Note that it is not illegal to require you to make your missed time, but if they do so, you are not paid a salary but rather a wage denominated in pay periods rather than the usual hourly figure. Because the overtime exemptions require the payment of a true salary, an employee who was expected to make up a shortage hours despite working for a “salary” would also be entitled to time-and-a-half overtime pay.

Gnerally, if you read the job description for a true “manager” (i.e., exempt employee), you’ll see that the job is defined as completing projects, rather than specific tasks. Usually, buried under all those projects is a line like “plus whatever tasks management deems necessary.” Also, on most performance review forms there’s a category like “assists other employees as needed.”

So, even if you get every item on your to-do list checked off in 30 hours or so, management can simply says that a) you haven’t been assigned enough to do and dump more work on you and/or b) you’re going home early instead of pitching in where needed.

In other words, work expands to fill the available time.

I worked in management positions for many years. Generally speaking, my boss in any of those jobs would never question time missed at the office, as long as it was not a habit. One boss even told me that she considered those in management positions to be able to take up to four hours per week away from the job without explanation.

My mom’s a parapro in the public school system and is salaried. They don’t force her to work, but she does get docked. Being late only means she doesn’t get paid for the jobs that are time sensitive in the morning. But leaving early, even only an hour, get her docked a half day. And, of course, they can fire her, except nobody really wants her job. (That’s a pretty bad job in a market like this.)
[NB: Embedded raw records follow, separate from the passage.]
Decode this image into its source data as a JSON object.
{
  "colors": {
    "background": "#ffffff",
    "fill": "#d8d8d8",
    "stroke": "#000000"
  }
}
I am an exempt salaried guy and the way we work it is that I am expected to get all of my work done no matter what time it takes. I am also expected to work 8 hours each working day at the office and if I don’t, I need to make it up by the end of the monthly pay period. Likewise, if I work at the office more than 8 hours, I can take that time off sometime during the month. As long as my official time-sheet balance ends up being zero at the end of the pay period.

My employers say that even though I am salaried, I got to keep an offical time sheet and the accountants get pissed off if my hours are not at zero because of some sort of occasional audit they have to go through.

Keep in mind these are offical office hours, most of the managers where I work do a lot of work at home. Not that we are forced or even expected to work at home, but they give us all the tools necessary to do it almost as a favor so we are not stuck at the office all day.

I appreciate all the answers—a lot of these seem to fall into the category of ‘how things actually work at my job’, as opposed to whether or not that’s the way they’re supposed to work. (For the record, this is purely hypothetical—I’m an exempt employee, and things work like you’d expect here: most weeks I’m over 40 hours, but occassionally things do happen that cause me to be late or leave early. No one has actually insisted that make up the time, but I was just curious about the legality should it come up some day.)

It does strike me as ridiculous to make someone stay and make up a missing hour if all the work that needs doing is actually done, since you’re paying me the same either way. Especially given that the week before, you probably got more than 40 hours out of me.